Hi Tor, where can we find a cheat sheet for NetBeans that tells us the keyboard binding shortcuts, etc? Also, DRYML with Hobo is being updated pretty dramatically and was curious how easy it would be to get those updates integrated.

Posted by John on August 01, 2007 at 11:55 AM PDT #

The most useful keyboard shortcuts are listed here: http://wiki.netbeans.org/wiki/view/RubyShortcuts.

I'm not familiar with DRYML and Hobo, but feel free to file requests or write to dev@ruby.netbeans.org explaining what it is you're after.

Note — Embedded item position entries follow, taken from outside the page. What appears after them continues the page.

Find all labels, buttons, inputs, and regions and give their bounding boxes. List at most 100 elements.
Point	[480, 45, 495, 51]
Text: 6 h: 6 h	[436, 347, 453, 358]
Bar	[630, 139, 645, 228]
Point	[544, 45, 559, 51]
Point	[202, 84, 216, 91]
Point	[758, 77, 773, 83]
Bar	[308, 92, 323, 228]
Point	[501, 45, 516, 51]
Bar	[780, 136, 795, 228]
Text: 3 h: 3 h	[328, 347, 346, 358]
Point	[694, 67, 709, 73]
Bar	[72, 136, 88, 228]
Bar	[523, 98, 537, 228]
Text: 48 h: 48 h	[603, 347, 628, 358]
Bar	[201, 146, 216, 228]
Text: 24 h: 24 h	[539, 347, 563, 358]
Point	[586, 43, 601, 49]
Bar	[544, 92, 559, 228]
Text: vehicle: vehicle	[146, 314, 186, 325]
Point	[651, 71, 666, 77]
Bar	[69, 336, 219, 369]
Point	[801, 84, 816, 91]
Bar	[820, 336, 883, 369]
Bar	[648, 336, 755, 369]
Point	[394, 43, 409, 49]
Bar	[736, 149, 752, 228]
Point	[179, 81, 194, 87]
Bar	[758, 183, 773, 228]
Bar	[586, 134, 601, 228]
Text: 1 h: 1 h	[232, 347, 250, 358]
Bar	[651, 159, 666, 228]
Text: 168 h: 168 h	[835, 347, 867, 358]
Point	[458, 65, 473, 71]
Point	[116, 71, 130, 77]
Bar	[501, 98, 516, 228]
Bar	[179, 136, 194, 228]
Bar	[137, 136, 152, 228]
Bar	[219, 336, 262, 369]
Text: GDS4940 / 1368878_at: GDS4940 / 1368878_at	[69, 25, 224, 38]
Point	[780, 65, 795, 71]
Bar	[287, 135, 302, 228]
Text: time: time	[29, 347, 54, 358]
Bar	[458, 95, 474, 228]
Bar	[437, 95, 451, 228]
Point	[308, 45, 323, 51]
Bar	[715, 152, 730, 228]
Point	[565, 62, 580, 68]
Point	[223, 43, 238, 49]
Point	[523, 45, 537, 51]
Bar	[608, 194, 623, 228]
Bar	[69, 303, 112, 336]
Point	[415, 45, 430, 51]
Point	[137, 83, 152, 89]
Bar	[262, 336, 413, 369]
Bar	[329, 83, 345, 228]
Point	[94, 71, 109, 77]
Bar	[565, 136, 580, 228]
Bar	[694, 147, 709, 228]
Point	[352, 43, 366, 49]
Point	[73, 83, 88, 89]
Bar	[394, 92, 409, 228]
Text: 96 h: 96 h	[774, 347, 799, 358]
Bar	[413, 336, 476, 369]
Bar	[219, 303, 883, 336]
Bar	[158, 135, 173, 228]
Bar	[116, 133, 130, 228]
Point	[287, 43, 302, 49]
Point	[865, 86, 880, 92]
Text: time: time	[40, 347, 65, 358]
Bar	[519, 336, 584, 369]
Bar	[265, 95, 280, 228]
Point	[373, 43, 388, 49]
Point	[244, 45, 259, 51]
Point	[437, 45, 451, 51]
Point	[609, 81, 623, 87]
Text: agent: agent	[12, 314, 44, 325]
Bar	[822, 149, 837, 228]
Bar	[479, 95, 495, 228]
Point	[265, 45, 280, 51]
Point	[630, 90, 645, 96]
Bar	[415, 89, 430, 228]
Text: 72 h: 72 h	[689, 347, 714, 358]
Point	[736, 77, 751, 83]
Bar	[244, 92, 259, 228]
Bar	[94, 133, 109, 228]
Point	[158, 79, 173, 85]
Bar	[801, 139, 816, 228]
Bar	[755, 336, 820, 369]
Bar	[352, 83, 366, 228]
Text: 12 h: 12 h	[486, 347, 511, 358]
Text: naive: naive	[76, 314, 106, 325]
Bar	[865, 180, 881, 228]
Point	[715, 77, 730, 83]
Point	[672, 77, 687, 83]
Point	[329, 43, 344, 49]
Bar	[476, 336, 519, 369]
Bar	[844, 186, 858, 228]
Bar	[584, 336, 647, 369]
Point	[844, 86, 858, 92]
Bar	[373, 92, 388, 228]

Posted by Tor Norbye on August 01, 2007 at 12:02 PM PDT #

Thanks Tor. I've been torn between Aptana and NetBeans lately. It seems that I can't find anyone that is very experienced in either one to really give a blow by blow comparison and really let us know how they fair in a fight at the moment, especially with the most recent Aptana update. HOWEVER, I thought that you'd perhaps like to review this review and also see the comments. I think that the last comment about grouping files by user choice has some merit that might need to be addressed by the NB team: http://www.mslater.com/2007/7/3/goodbye-aptana-hello-netbeans Do you know of any new/up-to-date reviews that I'm missing? Also with Leopard coming from Apple, it seems that TextMate might end up being back on top for Rails developer choice as there is a lot of hush hush work going on behind the scenes by Allan.